The analysis was led by organic chemistry professor Chhandashri Bhattacharya, Ph.D., and she had this to say:
“Coconut water is a natural drink that has everything your average sports drink has and more. It has five times more potassium than Gatorade or Powerade. Whenever you get cramps in your muscles, potassium will help you to get rid of the cramps. It’s a healthy drink that replenishes the nutrients that your body has lost during a moderate workout.” (Bhattacharya C 2012)

The unexpected sports drink – chocolate milk
In studies published over the past several years, two separate research teams compared the effects of three drinks on trained athletes:

  • Reduced-fat chocolate milk
  • Carbohydrate replacement sports drink
  • Calorie-free fluid replacement sports drink

In both trials, the endurance athletes performed and recovered better with chocolate milk (Karp JR et al. 2006; Stager JM et al. 2014).

Why would chocolate milk work better than commercial sports drinks?

According to Joel Stager, PhD, lead researcher at Indiana University: “Chocolate milk is an ideal recovery drink. It’s a ‘real food,’ has the right carb-to-protein ratio athletes need, and it’s less expensive than many alternatives.”

Scientists from Central Washington University who reviewed the evidence ratified Stager’s statement: “Low-fat chocolate milk consists of a 4:1 carbohydrate-to-protein ratio (similar to many commercial recovery beverages) and provides fluids and sodium to aid in post-workout recovery.” (Pritchett K et al. 2012)

As the Central Washington team said, “Consuming chocolate milk … immediately after exercise and again at 2 hours post-exercise appears to be optimal for exercise recovery and may attenuate indices of muscle damage.”

Better yet, a small clinical trial found that men who ate a 3.5 oz bar of dark chocolate before a vigorous, 2.5-hour bout of stationary cycling had lower levels of a marker for oxidative damage, and maintained steadier blood sugar levels — see Dark Chocolate Deterred Exercise-Induced Damage.

Of course, chocolate milk typically contains lots of added sugar.

But you can make your own low-sugar, high-antioxidant alternative by mixing raw, non-alkali (non-Dutched) cocoa into milk — something that’s easier to do when the milk is warm.

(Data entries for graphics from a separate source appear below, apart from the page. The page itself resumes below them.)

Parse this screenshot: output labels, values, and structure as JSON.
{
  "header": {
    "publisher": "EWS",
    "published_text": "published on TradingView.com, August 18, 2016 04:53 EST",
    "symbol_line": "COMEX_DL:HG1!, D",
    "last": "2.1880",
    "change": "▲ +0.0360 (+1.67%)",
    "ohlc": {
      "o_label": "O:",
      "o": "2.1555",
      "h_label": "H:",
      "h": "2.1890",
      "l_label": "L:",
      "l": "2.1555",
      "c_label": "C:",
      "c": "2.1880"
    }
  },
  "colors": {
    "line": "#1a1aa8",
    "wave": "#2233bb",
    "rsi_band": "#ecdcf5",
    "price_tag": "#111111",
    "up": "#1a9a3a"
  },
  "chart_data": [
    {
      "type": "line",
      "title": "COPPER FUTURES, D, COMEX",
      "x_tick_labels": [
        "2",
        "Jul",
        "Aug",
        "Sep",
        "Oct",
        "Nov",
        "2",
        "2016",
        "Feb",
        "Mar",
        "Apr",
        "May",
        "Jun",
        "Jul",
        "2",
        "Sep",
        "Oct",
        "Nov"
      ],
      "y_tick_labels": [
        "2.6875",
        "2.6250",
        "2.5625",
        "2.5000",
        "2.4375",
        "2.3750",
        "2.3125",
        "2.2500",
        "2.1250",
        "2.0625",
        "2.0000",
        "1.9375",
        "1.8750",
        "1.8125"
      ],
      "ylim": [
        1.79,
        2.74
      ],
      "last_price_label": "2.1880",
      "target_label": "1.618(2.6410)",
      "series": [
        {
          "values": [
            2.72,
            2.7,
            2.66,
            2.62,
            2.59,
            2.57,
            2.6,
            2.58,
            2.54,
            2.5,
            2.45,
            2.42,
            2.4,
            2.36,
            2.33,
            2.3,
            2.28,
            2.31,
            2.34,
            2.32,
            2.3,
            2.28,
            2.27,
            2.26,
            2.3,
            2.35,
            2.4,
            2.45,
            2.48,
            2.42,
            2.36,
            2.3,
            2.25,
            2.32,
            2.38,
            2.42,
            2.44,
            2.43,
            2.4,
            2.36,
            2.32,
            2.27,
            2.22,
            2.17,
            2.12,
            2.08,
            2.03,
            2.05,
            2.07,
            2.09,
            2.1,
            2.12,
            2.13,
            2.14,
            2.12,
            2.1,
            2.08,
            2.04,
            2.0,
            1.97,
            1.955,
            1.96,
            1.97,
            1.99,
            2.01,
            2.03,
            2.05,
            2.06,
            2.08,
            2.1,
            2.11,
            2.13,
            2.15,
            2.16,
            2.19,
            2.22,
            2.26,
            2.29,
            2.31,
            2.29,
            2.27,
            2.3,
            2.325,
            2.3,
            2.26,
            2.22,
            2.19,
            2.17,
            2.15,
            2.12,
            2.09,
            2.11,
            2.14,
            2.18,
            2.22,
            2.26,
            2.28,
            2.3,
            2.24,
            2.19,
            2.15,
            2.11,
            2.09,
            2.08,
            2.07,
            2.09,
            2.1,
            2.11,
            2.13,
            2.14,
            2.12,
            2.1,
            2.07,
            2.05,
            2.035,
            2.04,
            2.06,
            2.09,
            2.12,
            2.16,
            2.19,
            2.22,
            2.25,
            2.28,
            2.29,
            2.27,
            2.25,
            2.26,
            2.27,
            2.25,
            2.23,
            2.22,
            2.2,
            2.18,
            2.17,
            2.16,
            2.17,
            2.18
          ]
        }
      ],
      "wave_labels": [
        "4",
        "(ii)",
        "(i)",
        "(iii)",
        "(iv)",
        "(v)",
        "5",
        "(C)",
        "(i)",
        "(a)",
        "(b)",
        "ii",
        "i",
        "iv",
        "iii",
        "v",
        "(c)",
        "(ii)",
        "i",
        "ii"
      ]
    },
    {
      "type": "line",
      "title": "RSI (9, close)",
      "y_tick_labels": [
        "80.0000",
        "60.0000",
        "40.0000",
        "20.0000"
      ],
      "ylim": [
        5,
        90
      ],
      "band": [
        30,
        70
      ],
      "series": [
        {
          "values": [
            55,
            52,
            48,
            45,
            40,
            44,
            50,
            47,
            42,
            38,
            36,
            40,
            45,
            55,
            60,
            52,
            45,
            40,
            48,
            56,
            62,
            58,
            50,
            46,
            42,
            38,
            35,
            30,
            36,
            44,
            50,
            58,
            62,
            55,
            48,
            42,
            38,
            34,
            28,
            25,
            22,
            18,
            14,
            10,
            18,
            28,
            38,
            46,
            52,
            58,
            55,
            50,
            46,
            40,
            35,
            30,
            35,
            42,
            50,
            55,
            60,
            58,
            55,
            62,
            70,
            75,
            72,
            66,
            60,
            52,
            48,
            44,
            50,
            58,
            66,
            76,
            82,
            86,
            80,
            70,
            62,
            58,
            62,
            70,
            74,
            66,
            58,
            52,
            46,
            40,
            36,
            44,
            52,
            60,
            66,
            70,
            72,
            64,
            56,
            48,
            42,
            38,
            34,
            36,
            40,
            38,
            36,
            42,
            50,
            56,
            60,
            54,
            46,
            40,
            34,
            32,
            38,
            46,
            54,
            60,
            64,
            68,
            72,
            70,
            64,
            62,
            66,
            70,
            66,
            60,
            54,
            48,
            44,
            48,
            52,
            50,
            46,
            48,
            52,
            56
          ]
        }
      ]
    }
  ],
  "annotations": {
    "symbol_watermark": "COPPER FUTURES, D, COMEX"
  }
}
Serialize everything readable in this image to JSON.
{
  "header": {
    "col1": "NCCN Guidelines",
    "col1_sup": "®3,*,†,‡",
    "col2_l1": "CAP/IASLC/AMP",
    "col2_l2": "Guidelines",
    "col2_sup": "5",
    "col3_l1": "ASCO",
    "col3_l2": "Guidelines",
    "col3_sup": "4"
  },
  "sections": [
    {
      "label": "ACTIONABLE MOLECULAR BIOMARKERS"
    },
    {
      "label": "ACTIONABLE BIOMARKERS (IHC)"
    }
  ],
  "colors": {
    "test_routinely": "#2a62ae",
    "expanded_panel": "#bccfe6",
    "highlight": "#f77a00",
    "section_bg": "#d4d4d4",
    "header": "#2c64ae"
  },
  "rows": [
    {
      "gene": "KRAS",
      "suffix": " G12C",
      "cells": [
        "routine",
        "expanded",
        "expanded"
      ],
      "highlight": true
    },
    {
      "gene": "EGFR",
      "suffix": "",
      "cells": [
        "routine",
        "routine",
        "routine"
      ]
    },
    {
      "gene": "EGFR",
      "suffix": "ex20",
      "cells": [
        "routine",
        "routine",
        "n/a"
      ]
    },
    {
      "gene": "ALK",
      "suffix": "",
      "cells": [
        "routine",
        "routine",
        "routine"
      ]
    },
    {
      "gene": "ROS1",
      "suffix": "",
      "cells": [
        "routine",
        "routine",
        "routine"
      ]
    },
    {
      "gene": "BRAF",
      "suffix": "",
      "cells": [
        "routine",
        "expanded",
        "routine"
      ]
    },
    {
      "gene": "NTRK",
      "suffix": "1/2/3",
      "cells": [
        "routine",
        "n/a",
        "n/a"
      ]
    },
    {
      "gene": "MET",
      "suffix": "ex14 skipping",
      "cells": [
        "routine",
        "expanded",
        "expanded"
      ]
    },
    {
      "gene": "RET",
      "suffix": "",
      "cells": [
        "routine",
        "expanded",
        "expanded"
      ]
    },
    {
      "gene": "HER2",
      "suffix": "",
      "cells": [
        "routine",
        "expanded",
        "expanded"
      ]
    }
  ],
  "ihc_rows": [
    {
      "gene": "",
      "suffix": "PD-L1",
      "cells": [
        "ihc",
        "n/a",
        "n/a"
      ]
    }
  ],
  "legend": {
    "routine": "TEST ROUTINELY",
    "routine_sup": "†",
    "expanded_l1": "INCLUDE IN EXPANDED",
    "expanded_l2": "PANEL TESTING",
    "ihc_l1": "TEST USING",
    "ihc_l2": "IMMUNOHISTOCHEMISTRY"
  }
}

You can then chill it before putting it into a thermos for use during and after your exercise routine.

Homemade chocolate milk with no added sugar will still be mildly sweet, because milk contains substantial sugar in the form of lactose — and those carbs likely benefit performance and recovery.

Key to the “right” level of hydration? Drink when you’re thirsty
Most evidence suggests that plain water is fine for staying hydrated when you’re exercising vigorously for less than one hour.

However, it’s important to avoid overdoing water intake.

Hyponatremia, also called “water intoxication,” is a potentially dangerous, occasionally deadly condition that occurs when the body’s sodium levels drop too low.

Sodium helps balance the fluids in and around your cells, and drinking too much water pushes liquid from your blood to your cells, causing them to swell.

The primary cause of water intoxication is drinking unsalted water well beyond what the body needs and can get rid of in either urine or sweat. 

Low-level water intoxication often has no symptoms. In more serious cases, people experience headache, vomiting, seizures, and confusion caused by swelling of the brain. In very serious cases, water intoxication can lead to death.

Water intoxication often happens because exercisers believe that, to avoid dehydration, they should drink well before getting thirsty.

One good way to avoid over-hydration is to listen to your sense of thirst, which will also help you avoid dehydration.

And one key advantage of a salty drink is that it will help prevent hyponatremia, even if you overconsume it.